Faisal Shafait

Title Urdu OCR: A journey from hand-crafting to deep learning

Urdu is the national language of Pakistan and is one of the prominent languages of the Indian subcontinent. It belongs to the family of Nabataean scripts and shares several attributes of other family members like Arabic and Persian. Urdu has posed major challenges to the OCR community due to the diagonal and seamless joining of individual letters to form ligatures. In this talk, I will present the efforts done on recognition of printed Urdu text using traditional computer vision and machine learning approaches over the last two decades. I will further demonstrate how long short-term memory based deep learning architectures have solved this long-standing problem, making it possible to create practical Urdu OCR systems.

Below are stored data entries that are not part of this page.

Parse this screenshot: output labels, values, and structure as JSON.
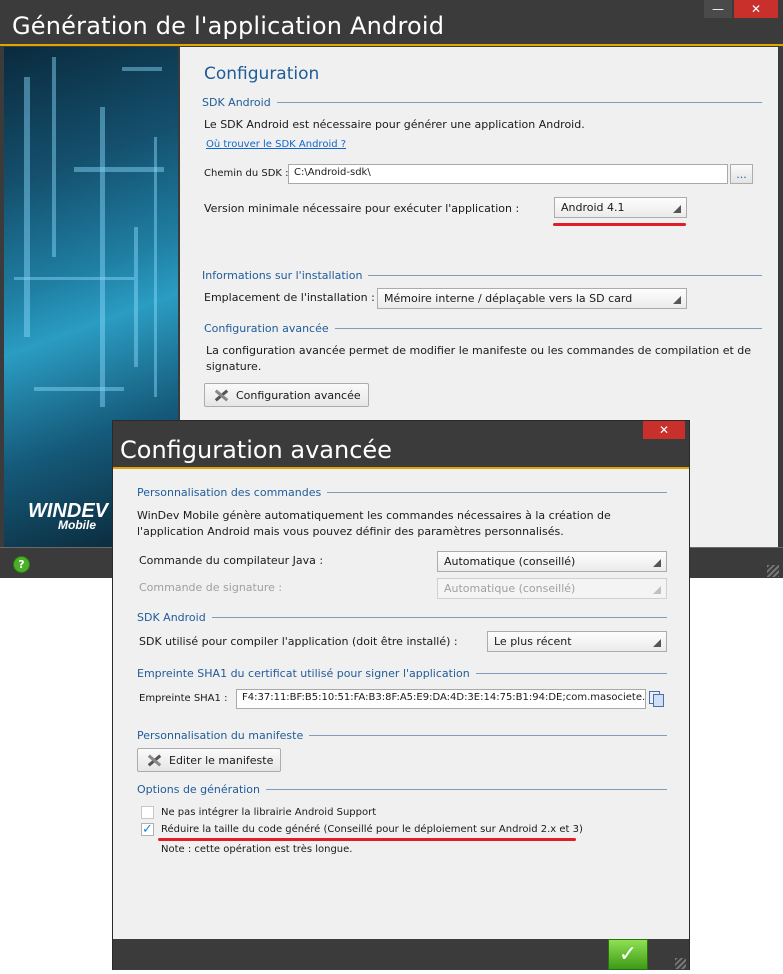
{
  "back_window": {
    "title": "Génération de l'application Android",
    "min_glyph": "—",
    "close_glyph": "✕",
    "logo_main": "WINDEV",
    "logo_sub": "Mobile",
    "heading": "Configuration",
    "sdk_section": "SDK Android",
    "sdk_desc": "Le SDK Android est nécessaire pour générer une application Android.",
    "sdk_link": "Où trouver le SDK Android ?",
    "sdk_path_label": "Chemin du SDK :",
    "sdk_path_value": "C:\\Android-sdk\\",
    "browse_label": "...",
    "min_version_label": "Version minimale nécessaire pour exécuter l'application :",
    "min_version_value": "Android 4.1",
    "install_section": "Informations sur l'installation",
    "install_location_label": "Emplacement de l'installation :",
    "install_location_value": "Mémoire interne / déplaçable vers la SD card",
    "advanced_section": "Configuration avancée",
    "advanced_desc": "La configuration avancée permet de modifier le manifeste ou les commandes de compilation et de signature.",
    "advanced_button": "Configuration avancée",
    "help_glyph": "?"
  },
  "dialog": {
    "title": "Configuration avancée",
    "close_glyph": "✕",
    "commands_section": "Personnalisation des commandes",
    "commands_desc": "WinDev Mobile génère automatiquement les commandes nécessaires à la création de l'application Android mais vous pouvez définir des paramètres personnalisés.",
    "java_label": "Commande du compilateur Java :",
    "java_value": "Automatique (conseillé)",
    "sign_label": "Commande de signature :",
    "sign_value": "Automatique (conseillé)",
    "sdk_section": "SDK Android",
    "sdk_label": "SDK utilisé pour compiler l'application (doit être installé) :",
    "sdk_value": "Le plus récent",
    "sha_section": "Empreinte SHA1 du certificat utilisé pour signer l'application",
    "sha_label": "Empreinte SHA1 :",
    "sha_value": "F4:37:11:BF:B5:10:51:FA:B3:8F:A5:E9:DA:4D:3E:14:75:B1:94:DE;com.masociete.",
    "manifest_section": "Personnalisation du manifeste",
    "manifest_button": "Editer le manifeste",
    "options_section": "Options de génération",
    "opt1_label": "Ne pas intégrer la librairie Android Support",
    "opt2_label": "Réduire la taille du code généré (Conseillé pour le déploiement sur Android 2.x et 3)",
    "opt2_check_glyph": "✓",
    "note": "Note : cette opération est très longue.",
    "ok_glyph": "✓"
  },
  "colors": {
    "accent": "#e2a400",
    "heading_blue": "#1f5c99",
    "highlight_red": "#e11d2a",
    "close_red": "#c9302c",
    "ok_green": "#4caf2a"
  },
  "icons": [
    "help-icon",
    "close-icon",
    "minimize-icon",
    "tools-icon",
    "copy-icon",
    "check-icon"
  ]
}
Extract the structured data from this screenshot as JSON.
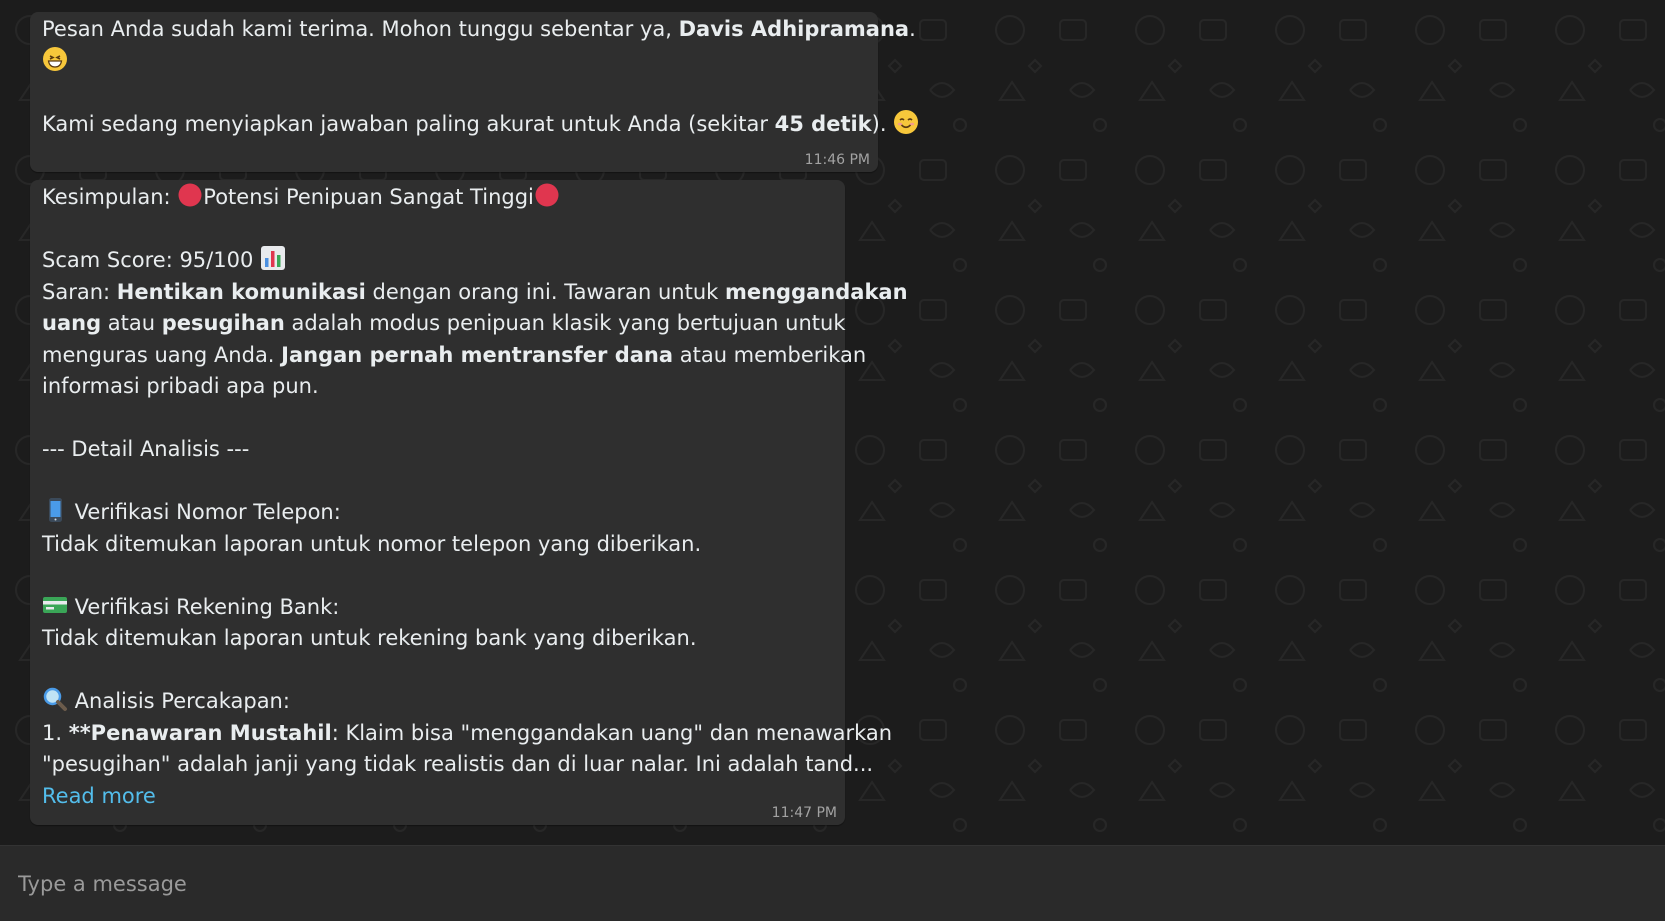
{
  "messages": [
    {
      "time": "11:46 PM",
      "line1_pre": "Pesan Anda sudah kami terima. Mohon tunggu sebentar ya, ",
      "line1_bold": "Davis Adhipramana",
      "line1_post": ".",
      "line3_pre": "Kami sedang menyiapkan jawaban paling akurat untuk Anda (sekitar ",
      "line3_bold": "45 detik",
      "line3_post": ")."
    },
    {
      "time": "11:47 PM",
      "kesimpulan_label": "Kesimpulan: ",
      "kesimpulan_value": "Potensi Penipuan Sangat Tinggi",
      "scam_score": "Scam Score: 95/100 ",
      "saran_label": "Saran: ",
      "saran_bold1": "Hentikan komunikasi",
      "saran_text1": " dengan orang ini. Tawaran untuk ",
      "saran_bold2": "menggandakan",
      "saran_bold3": "uang",
      "saran_text2": " atau ",
      "saran_bold4": "pesugihan",
      "saran_text3": " adalah modus penipuan klasik yang bertujuan untuk",
      "saran_text4": "menguras uang Anda. ",
      "saran_bold5": "Jangan pernah mentransfer dana",
      "saran_text5": " atau memberikan",
      "saran_text6": "informasi pribadi apa pun.",
      "detail_header": "--- Detail Analisis ---",
      "phone_title": " Verifikasi Nomor Telepon:",
      "phone_result": "Tidak ditemukan laporan untuk nomor telepon yang diberikan.",
      "bank_title": " Verifikasi Rekening Bank:",
      "bank_result": "Tidak ditemukan laporan untuk rekening bank yang diberikan.",
      "chat_title": " Analisis Percakapan:",
      "point1_pre": "1.  ",
      "point1_bold": "**Penawaran Mustahil",
      "point1_text": ": Klaim bisa \"menggandakan uang\" dan menawarkan",
      "point1_text2": "\"pesugihan\" adalah janji yang tidak realistis dan di luar nalar. Ini adalah tand...",
      "read_more": "Read more"
    }
  ],
  "composer": {
    "placeholder": "Type a message"
  },
  "icons": {
    "grin": "grinning-face-icon",
    "smile": "smiling-face-icon",
    "red_circle": "red-circle-icon",
    "bar_chart": "bar-chart-icon",
    "phone": "mobile-phone-icon",
    "card": "credit-card-icon",
    "search": "magnifying-glass-icon"
  },
  "colors": {
    "bubble": "#2f2f2f",
    "background": "#1c1c1c",
    "link": "#53bdeb",
    "timestamp": "#a2a2a2"
  }
}
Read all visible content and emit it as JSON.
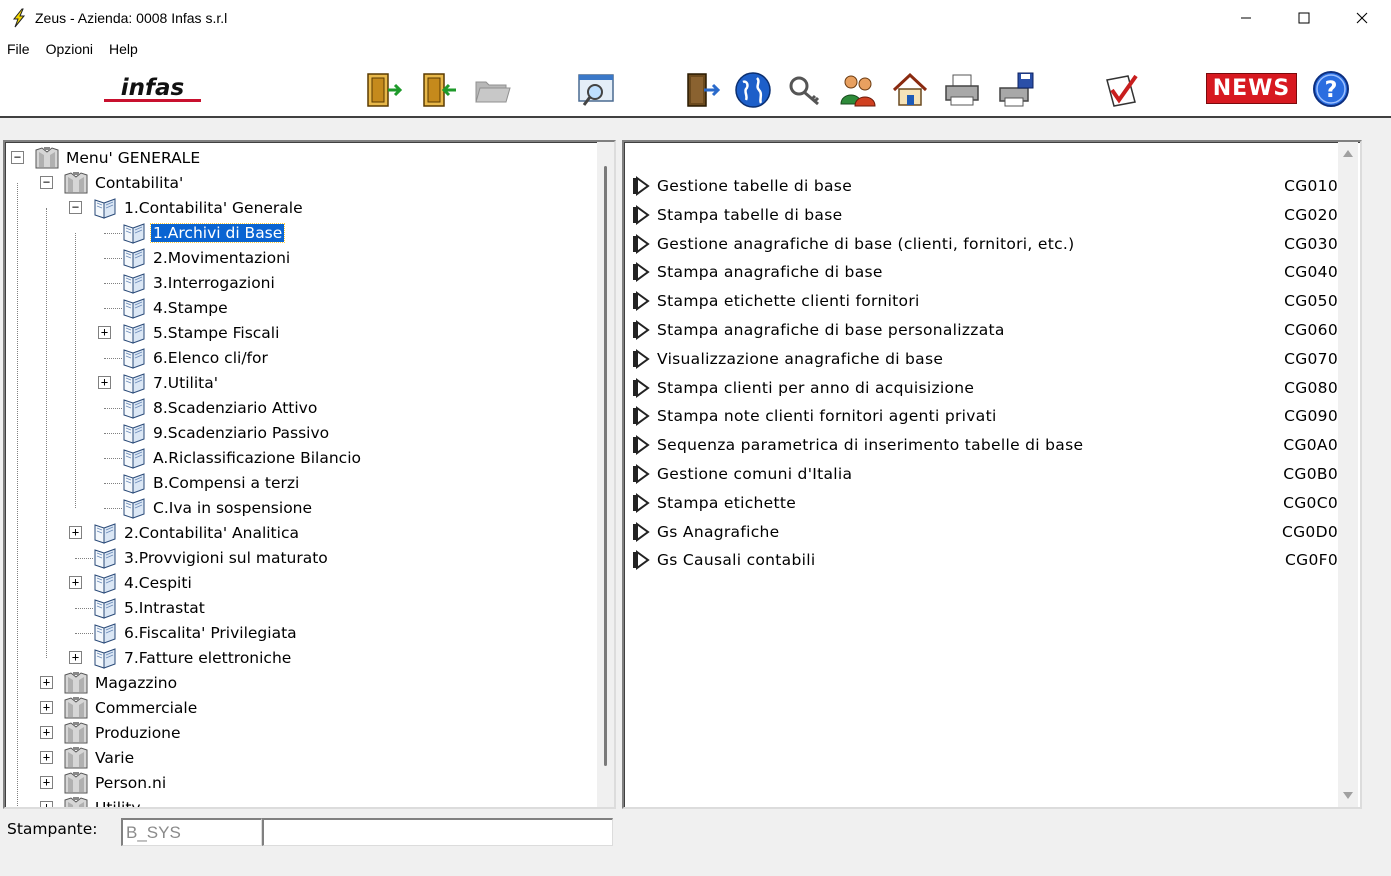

Faisal Shafait is currently working as the Director of Deep Learning Laboratory at the National Center of Artificial Intelligence, Islamabad, Pakistan as well as a Professor at the School of Electrical Engineering and Computer Science, National University of Sciences and Technology (NUST), Islamabad, Pakistan. Previously, he was an Assistant Research Professor at The University of Western Australia in Perth, Australia; a Senior Researcher at the German Research Center for Artificial Intelligence (DFKI), Kaiserslautern, Germany; and a Visiting Researcher at Google Inc., Mountain View, California. He received his PhD with the highest distinction in computer engineering from TU Kaiserslautern, Germany in 2008. His research interests include machine learning and pattern recognition with a special emphasis on applications in document image analysis. He has co-authored over 150 publications in international peer-reviewed conferences and journals in this area. He is serving as the Founding President of Pakistan Pattern Recognition Society, which is IAPR’s official chapter in Pakistan. He has recently received IAPR Young Scientist Award, making him the only Pakistani and Muslim scientist to receive this prestigeous award given to the most outstanding young scientist worldwide in the field of pattern recognition and document analysis.